I tried something like this which did not work due to wildcards.param2
part:
rule collect_rc_results:
input: in1=expand("{param1}/{param2}.bam", param1=PARS1, param2=PARS2),
in2=expand("{param1}/{param2}_rmd.bam", param1=PARS1, param2=PARS2)
output: "{param1}_merged.csv"
shell:
"""
RCT=$(samtools view -c -F1 {input.in1})
RCD=$(samtools view -c -F1 {input.in2})
printf "{wildcards.param2},${{RCT}},${{RCD}}\n" > {output}
"""
I am aware that the input is no longer a single file but a list of files created by expand
. Therefore I defined a function to work on a list input, but it is still not quite right:
def get_read_count:
return [ os.popen("samtools view -c -F1 "+infile).read() for infile in infiles ]
rule collect_rc_results:
input: in1=expand("{param1}/{param2}.bam", param1=PARS1, param2=PARS2),
in2=expand("{param1}/{param2}_rmd.bam", param1=PARS1, param2=PARS2)

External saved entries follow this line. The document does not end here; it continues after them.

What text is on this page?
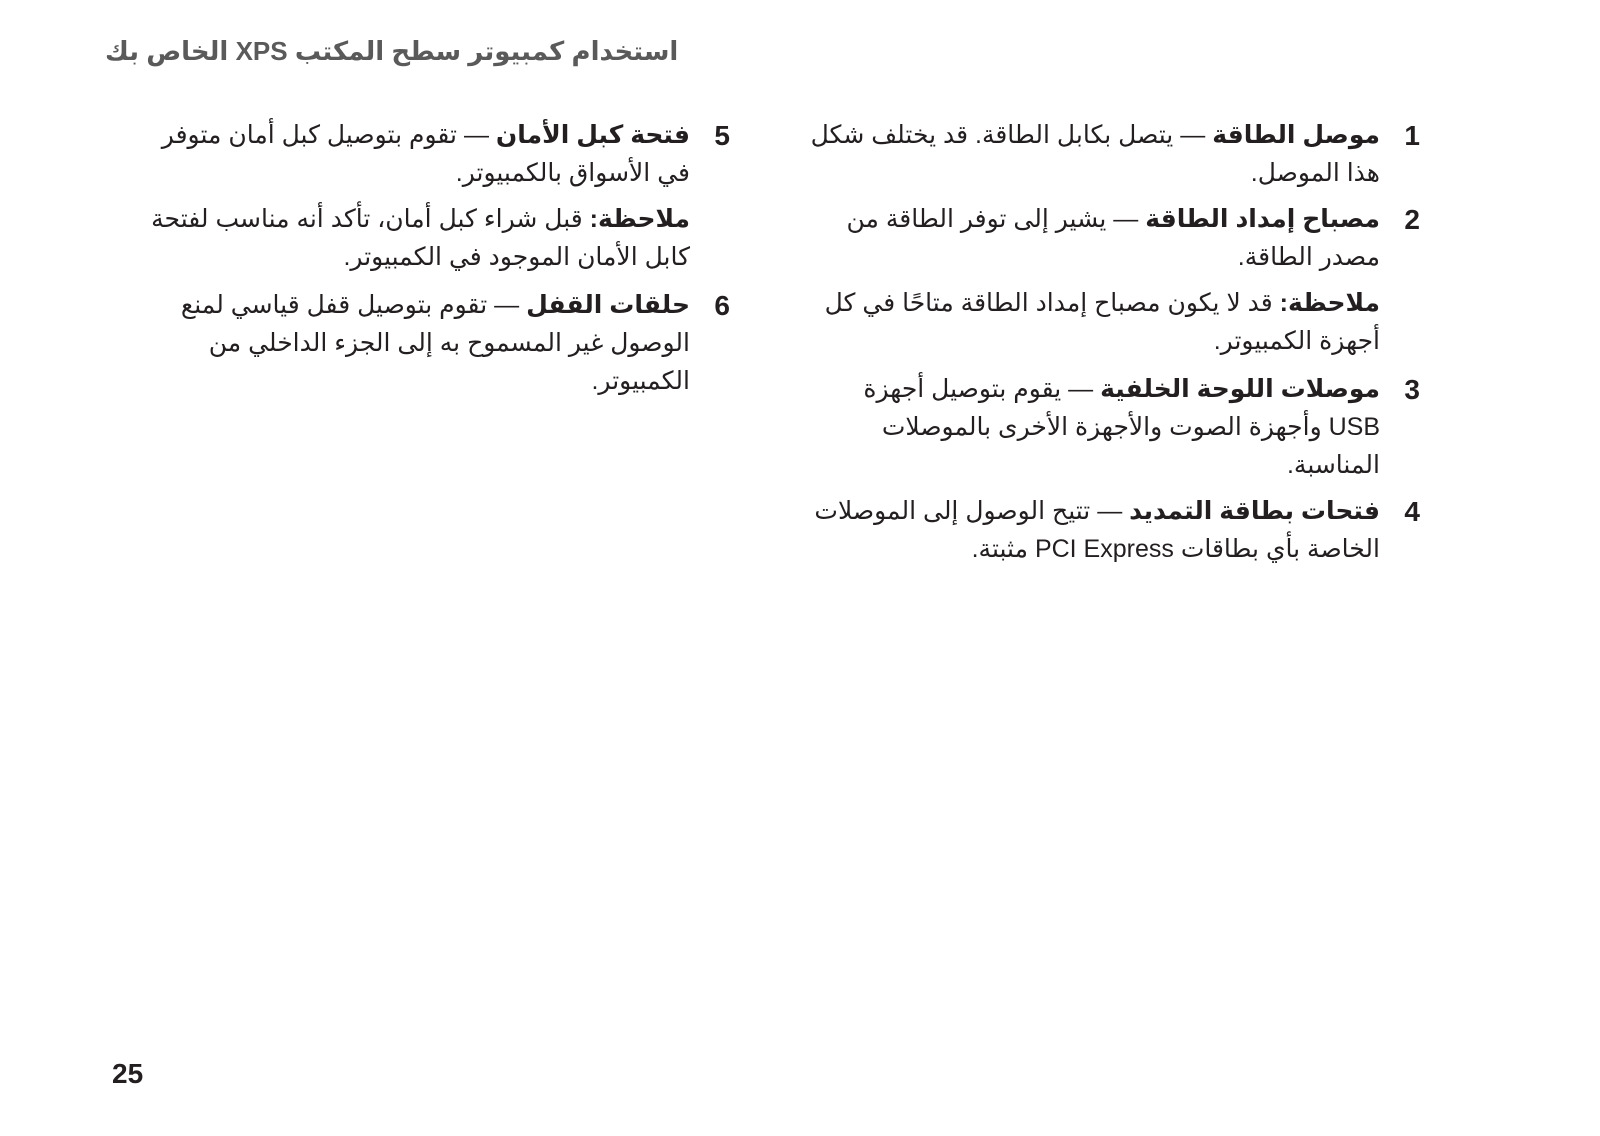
استخدام كمبيوتر سطح المكتب XPS الخاص بك
1

موصل الطاقة — يتصل بكابل الطاقة. قد يختلف شكل هذا الموصل.

2

مصباح إمداد الطاقة — يشير إلى توفر الطاقة من مصدر الطاقة.

ملاحظة: قد لا يكون مصباح إمداد الطاقة متاحًا في كل أجهزة الكمبيوتر.

3

موصلات اللوحة الخلفية — يقوم بتوصيل أجهزة USB وأجهزة الصوت والأجهزة الأخرى بالموصلات المناسبة.

4

فتحات بطاقة التمديد — تتيح الوصول إلى الموصلات الخاصة بأي بطاقات PCI Express مثبتة.

5

فتحة كبل الأمان — تقوم بتوصيل كبل أمان متوفر في الأسواق بالكمبيوتر.

ملاحظة: قبل شراء كبل أمان، تأكد أنه مناسب لفتحة كابل الأمان الموجود في الكمبيوتر.

6

حلقات القفل — تقوم بتوصيل قفل قياسي لمنع الوصول غير المسموح به إلى الجزء الداخلي من الكمبيوتر.

25
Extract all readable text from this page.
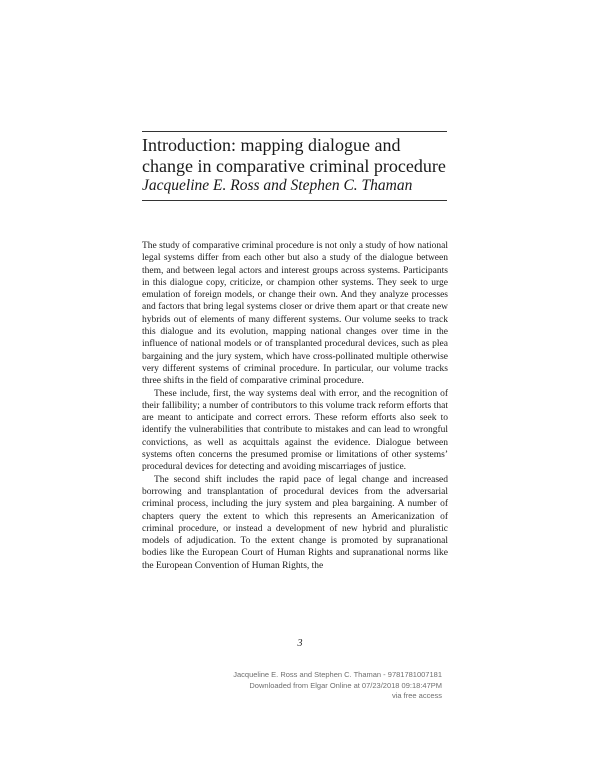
Introduction: mapping dialogue and change in comparative criminal procedure
Jacqueline E. Ross and Stephen C. Thaman

The study of comparative criminal procedure is not only a study of how national legal systems differ from each other but also a study of the dialogue between them, and between legal actors and interest groups across systems. Participants in this dialogue copy, criticize, or champion other systems. They seek to urge emulation of foreign models, or change their own. And they analyze processes and factors that bring legal systems closer or drive them apart or that create new hybrids out of elements of many different systems. Our volume seeks to track this dialogue and its evolution, mapping national changes over time in the influence of national models or of transplanted procedural devices, such as plea bargaining and the jury system, which have cross-pollinated multiple otherwise very different systems of criminal procedure. In particular, our volume tracks three shifts in the field of comparative criminal procedure.

These include, first, the way systems deal with error, and the recognition of their fallibility; a number of contributors to this volume track reform efforts that are meant to anticipate and correct errors. These reform efforts also seek to identify the vulnerabilities that contribute to mistakes and can lead to wrongful convictions, as well as acquittals against the evidence. Dialogue between systems often concerns the presumed promise or limitations of other systems’ procedural devices for detecting and avoiding miscarriages of justice.

The second shift includes the rapid pace of legal change and increased borrowing and transplantation of procedural devices from the adversarial criminal process, including the jury system and plea bargaining. A number of chapters query the extent to which this represents an Americanization of criminal procedure, or instead a development of new hybrid and pluralistic models of adjudication. To the extent change is promoted by supranational bodies like the European Court of Human Rights and supranational norms like the European Convention of Human Rights, the

3
Jacqueline E. Ross and Stephen C. Thaman - 9781781007181
Downloaded from Elgar Online at 07/23/2018 09:18:47PM
via free access
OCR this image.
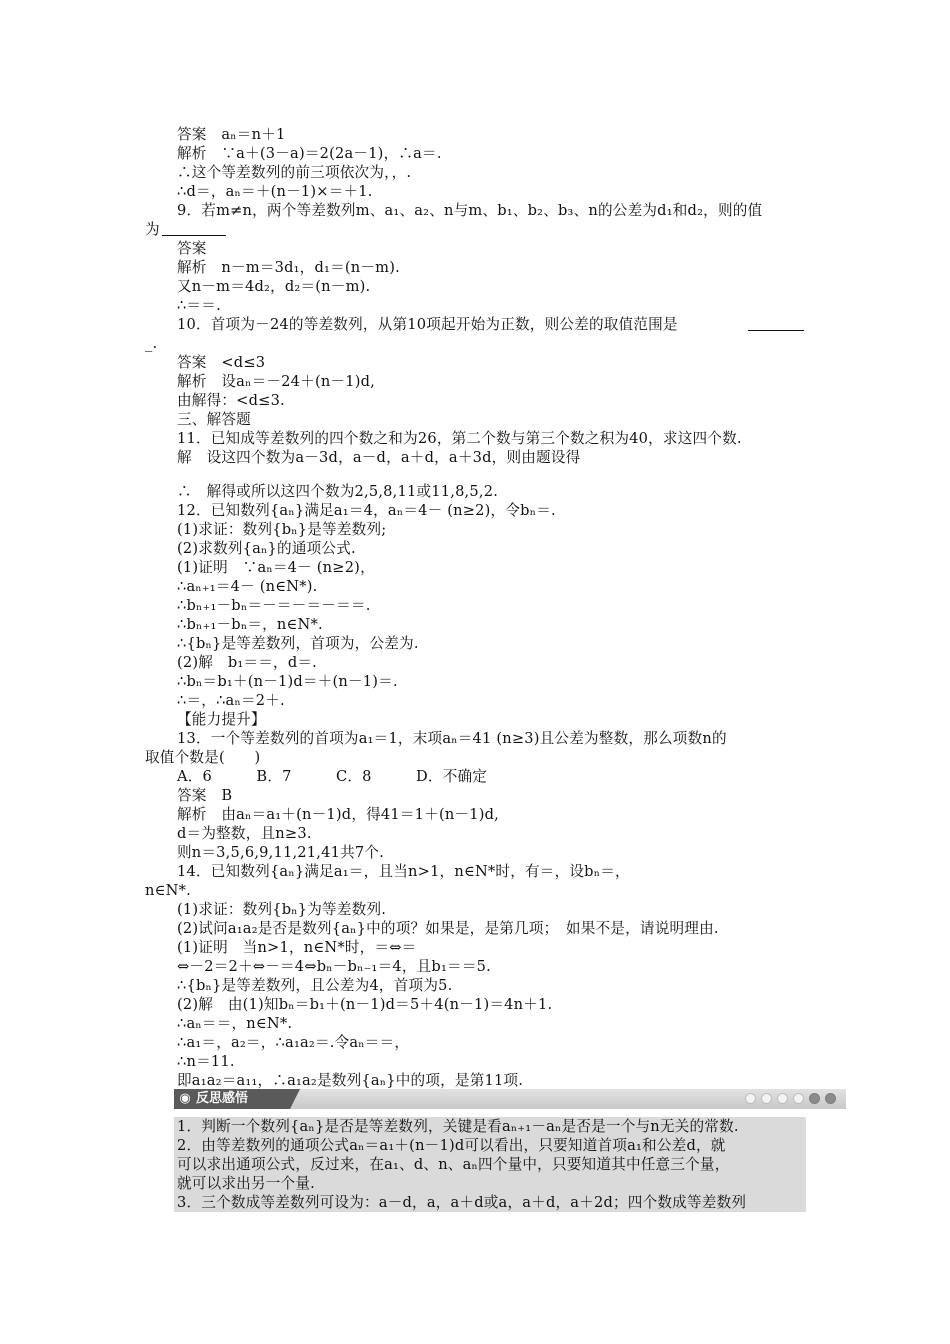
答案　aₙ＝n＋1
解析　∵a＋(3－a)＝2(2a－1)，∴a＝.
∴这个等差数列的前三项依次为，，.
∴d＝，aₙ＝＋(n－1)×＝＋1.
9．若m≠n，两个等差数列m、a₁、a₂、n与m、b₁、b₂、b₃、n的公差为d₁和d₂，则的值
答案
解析　n－m＝3d₁，d₁＝(n－m).
又n－m＝4d₂，d₂＝(n－m).
∴＝＝.
10．首项为－24的等差数列，从第10项起开始为正数，则公差的取值范围是
答案　<d≤3
解析　设aₙ＝－24＋(n－1)d,
由解得：<d≤3.
三、解答题
11．已知成等差数列的四个数之和为26，第二个数与第三个数之积为40，求这四个数.
解　设这四个数为a－3d，a－d，a＋d，a＋3d，则由题设得
∴　解得或所以这四个数为2,5,8,11或11,8,5,2.
12．已知数列{aₙ}满足a₁＝4，aₙ＝4－ (n≥2)，令bₙ＝.
(1)求证：数列{bₙ}是等差数列;
(2)求数列{aₙ}的通项公式.
(1)证明　∵aₙ＝4－ (n≥2)，
∴aₙ₊₁＝4－ (n∈N*).
∴bₙ₊₁－bₙ＝－＝－＝－＝＝.
∴bₙ₊₁－bₙ＝，n∈N*.
∴{bₙ}是等差数列，首项为，公差为.
(2)解　b₁＝＝，d＝.
∴bₙ＝b₁＋(n－1)d＝＋(n－1)＝.
∴＝，∴aₙ＝2＋.
【能力提升】
13．一个等差数列的首项为a₁＝1，末项aₙ＝41 (n≥3)且公差为整数，那么项数n的
A．6　　　B．7　　　C．8　　　D．不确定
答案　B
解析　由aₙ＝a₁＋(n－1)d，得41＝1＋(n－1)d,
d＝为整数，且n≥3.
则n＝3,5,6,9,11,21,41共7个.
14．已知数列{aₙ}满足a₁＝，且当n>1，n∈N*时，有＝，设bₙ＝，
(1)求证：数列{bₙ}为等差数列.
(2)试问a₁a₂是否是数列{aₙ}中的项？如果是，是第几项；　如果不是，请说明理由.
(1)证明　当n>1，n∈N*时，＝⇔＝
⇔－2＝2＋⇔－＝4⇔bₙ－bₙ₋₁＝4，且b₁＝＝5.
∴{bₙ}是等差数列，且公差为4，首项为5.
(2)解　由(1)知bₙ＝b₁＋(n－1)d＝5＋4(n－1)＝4n＋1.
∴aₙ＝＝，n∈N*.
∴a₁＝，a₂＝，∴a₁a₂＝.令aₙ＝＝，
∴n＝11.
即a₁a₂＝a₁₁，∴a₁a₂是数列{aₙ}中的项，是第11项.
为
_.
取值个数是(　　)
n∈N*.
1．判断一个数列{aₙ}是否是等差数列，关键是看aₙ₊₁－aₙ是否是一个与n无关的常数.
2．由等差数列的通项公式aₙ＝a₁＋(n－1)d可以看出，只要知道首项a₁和公差d，就
可以求出通项公式，反过来，在a₁、d、n、aₙ四个量中，只要知道其中任意三个量，
就可以求出另一个量.
3．三个数成等差数列可设为：a－d，a，a＋d或a，a＋d，a＋2d；四个数成等差数列
◉ 反思感悟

output: "{param1}_merged.csv"
params: rc1=get_read_count("{param1}/{param2}.bam"), rc2=get_read_count("{param1}/{param2}_rmd.bam")
shell:
"""
printf "{wildcards.param2},{params.rc1},{params.rc2}\n" > {output}
"""
What is the best practice to use the wildcards inside the input file IDs when the input file list is defined with expand?
Edit:
I can get the expected result with expand if I use an external bash script, such as script.sh
for INF in "${@}";do
IN1=${INF}
IN2=${IN1%.bam}_rmd.bam
LIB=$(basename ${IN1%.*}|cut -d_ -f1)
RCT=$(samtools view -c -F1 ${IN1} )
RCD=$(samtools view -c -F1 ${IN2} )
printf "${LIB},${RCT},${RCD}\n"
done
with
params: script="script.sh"
shell:
"""
bash {params.script} {input} > {output}
"""
but I am interested in learning if there is an easier way to get the same output only using snakemake.
Edit2:
I can also do it in the shell
instead of a separate script,
rule collect_rc_results:
input:
in1=expand("{param1}/{param2}.bam", param1=PARS1, param2=PARS2),
in2=expand("{param1}/{param2}_rmd.bam", param1=PARS1, param2=PARS2)
output: "{param1}_merged.csv"
shell:
"""
for INF in {input};do
IN1=${{INF}}
IN2=${{IN1%.bam}}_rmd.bam
LIB=$(basename ${{IN1%.*}}|cut -d_ -f1)
RCT=$(samtools view -c -F1 ${{IN1}} )
RCD=$(samtools view -c -F1 ${{IN2}} )
printf ${{LIB}},${{RCT}},${{RCD}}\n"
done > {output}
"""
thus get the expected files. However, I would be interested to hear about it if anyone has a more elegant or a "best practice" solution.